Friday, May 6, 2011

The Many Drivers Who Bring Me Rage

Yesterday's commute was one of my all time worst, taking an hour and a half to get from Fairfax to DC. There was no bad weather, no accidents, major construction, or anything that might explain the delay--but plenty of jerkwads on the road, each of whom deserves to be infinitely poked with a stick in hell:

1) The jerk in the minivan who didn't want to let me in front of him at the merge on I-66. Hey, I realize you drive a minivan so your life is basically over. Please do the honorable thing (the Japanese call it "seppuku") and don't take your walking dead jerkiness out on me. The traffic was at an unexplained standstill anyway, you would only have saved yourself about ten feet.

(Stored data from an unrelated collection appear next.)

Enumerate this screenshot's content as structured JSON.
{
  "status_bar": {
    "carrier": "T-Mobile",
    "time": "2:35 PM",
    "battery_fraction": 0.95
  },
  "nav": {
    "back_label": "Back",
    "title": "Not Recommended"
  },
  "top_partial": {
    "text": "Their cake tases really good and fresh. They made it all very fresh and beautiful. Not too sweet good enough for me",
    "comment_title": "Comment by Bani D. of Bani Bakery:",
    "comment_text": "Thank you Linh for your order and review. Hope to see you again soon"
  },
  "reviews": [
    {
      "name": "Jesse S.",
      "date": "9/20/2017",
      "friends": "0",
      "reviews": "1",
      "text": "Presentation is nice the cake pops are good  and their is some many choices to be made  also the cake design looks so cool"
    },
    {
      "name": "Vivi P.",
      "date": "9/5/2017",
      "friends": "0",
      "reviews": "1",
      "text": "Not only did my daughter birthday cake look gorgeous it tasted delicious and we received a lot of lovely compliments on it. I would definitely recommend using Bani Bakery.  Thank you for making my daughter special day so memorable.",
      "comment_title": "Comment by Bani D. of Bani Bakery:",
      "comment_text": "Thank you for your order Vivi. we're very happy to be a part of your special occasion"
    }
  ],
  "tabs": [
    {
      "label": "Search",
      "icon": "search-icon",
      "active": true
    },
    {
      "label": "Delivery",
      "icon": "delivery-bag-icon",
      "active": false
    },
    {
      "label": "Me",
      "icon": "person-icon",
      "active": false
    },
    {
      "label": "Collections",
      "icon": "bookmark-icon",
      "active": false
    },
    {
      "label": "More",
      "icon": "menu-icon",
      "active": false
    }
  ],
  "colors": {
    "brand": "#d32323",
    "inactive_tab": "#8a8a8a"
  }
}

2) The people who waited to merge onto the beltway until the last possible second, so they had to cut in front of a half-mile worth of traffic that was patiently waiting their turn in the exit lane. Yes, you all deserve to be fed alive to ants. You can see a long line of us backed up to use the exit, but you still shoot ahead to merge, calculating that someone will let you in, and knowing that you're too damn important to wait on a line. You are also creating a hazard for the regular lanes on 66, because now other drivers have to swerve around you as you wait to merge late into our lane. Seriously, your gene pool is a septic tank and unfortunately evolution hasn't finished off your putrid lineage. Die quickly for the sake of mankind.

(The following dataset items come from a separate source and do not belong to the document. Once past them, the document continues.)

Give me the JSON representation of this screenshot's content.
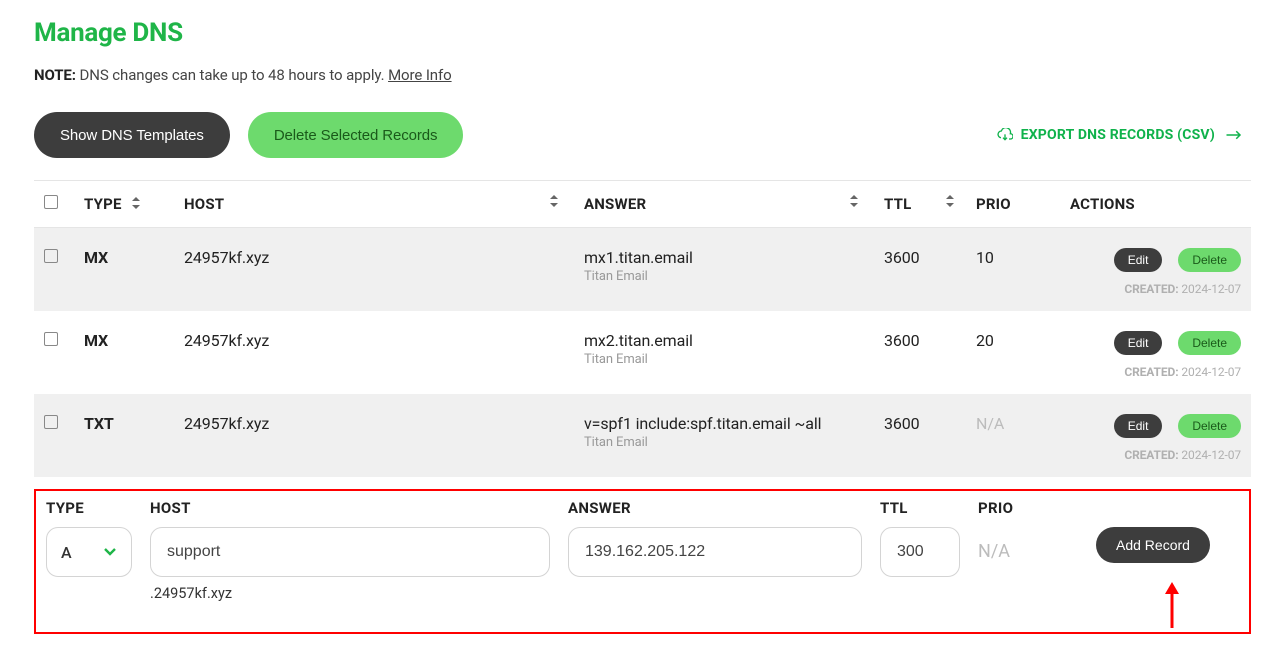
{
  "title": "Manage DNS",
  "note": {
    "label": "NOTE:",
    "text": "DNS changes can take up to 48 hours to apply.",
    "link": "More Info"
  },
  "toolbar": {
    "templates": "Show DNS Templates",
    "deleteSel": "Delete Selected Records",
    "export": "EXPORT DNS RECORDS (CSV)"
  },
  "headers": {
    "type": "TYPE",
    "host": "HOST",
    "answer": "ANSWER",
    "ttl": "TTL",
    "prio": "PRIO",
    "actions": "ACTIONS"
  },
  "actions": {
    "edit": "Edit",
    "delete": "Delete",
    "createdLabel": "CREATED:"
  },
  "records": [
    {
      "type": "MX",
      "host": "24957kf.xyz",
      "answer": "mx1.titan.email",
      "sub": "Titan Email",
      "ttl": "3600",
      "prio": "10",
      "created": "2024-12-07"
    },
    {
      "type": "MX",
      "host": "24957kf.xyz",
      "answer": "mx2.titan.email",
      "sub": "Titan Email",
      "ttl": "3600",
      "prio": "20",
      "created": "2024-12-07"
    },
    {
      "type": "TXT",
      "host": "24957kf.xyz",
      "answer": "v=spf1 include:spf.titan.email ~all",
      "sub": "Titan Email",
      "ttl": "3600",
      "prio": "N/A",
      "created": "2024-12-07"
    }
  ],
  "form": {
    "labels": {
      "type": "TYPE",
      "host": "HOST",
      "answer": "ANSWER",
      "ttl": "TTL",
      "prio": "PRIO"
    },
    "type": "A",
    "host": "support",
    "hostSuffix": ".24957kf.xyz",
    "answer": "139.162.205.122",
    "ttl": "300",
    "prio": "N/A",
    "addBtn": "Add Record"
  }
}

3) The prison bus that cut me off on Maine Avenue, causing me to miss my green light. I don't normally wish on anyone to be brutally murdered by their passengers, but let's just say in the event of a prison bus riot I won't be dialing 911. I'll be dialing 9-1-FUN. Which doesn't make any sense, but I am hopping mad.

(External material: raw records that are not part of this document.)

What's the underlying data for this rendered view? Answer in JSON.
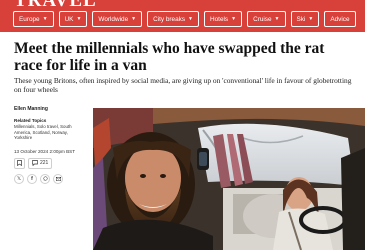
{
  "header": {
    "section_title": "TRAVEL"
  },
  "nav": {
    "items": [
      {
        "label": "Europe",
        "chevron": true
      },
      {
        "label": "UK",
        "chevron": true
      },
      {
        "label": "Worldwide",
        "chevron": true
      },
      {
        "label": "City breaks",
        "chevron": true
      },
      {
        "label": "Hotels",
        "chevron": true
      },
      {
        "label": "Cruise",
        "chevron": true
      },
      {
        "label": "Ski",
        "chevron": true
      },
      {
        "label": "Advice",
        "chevron": false
      }
    ],
    "chevron_glyph": "▼"
  },
  "article": {
    "headline": "Meet the millennials who have swapped the rat race for life in a van",
    "standfirst": "These young Britons, often inspired by social media, are giving up on 'conventional' life in favour of globetrotting on four wheels",
    "author": "Ellen Manning",
    "related_heading": "Related Topics",
    "related_topics": "Millennials, Solo travel, South America, Scotland, Norway, Yorkshire",
    "date": "13 October 2024 2:00pm BST",
    "comment_count": "221"
  },
  "icons": {
    "bookmark": "bookmark-icon",
    "comment": "comment-icon",
    "share_x": "x-icon",
    "share_facebook": "facebook-icon",
    "share_whatsapp": "whatsapp-icon",
    "share_email": "email-icon"
  },
  "colors": {
    "brand": "#d8403a"
  }
}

4) The lovely lady on G street who pulled out in front of me to do a K-turn, forcing me to nearly t-bone her and of course miss my green light. May all your wart problems be permanent. (I can't actually wish cancer on anyone, so that'll have to do). Or may the next driver you encounter have a weaker brake system and slower reflexes.

5) To the jerk in front of me in an SUV with Obama stickers. I sort of hope Obama raises gas taxes just so you can cry in your irony. (Yes, it's not really irony, but this driver was a tool). You weren't really worse than the other drivers, but your erratic stops and starts made the traffic jam extra challenging. May all your dreams go unfulfilled.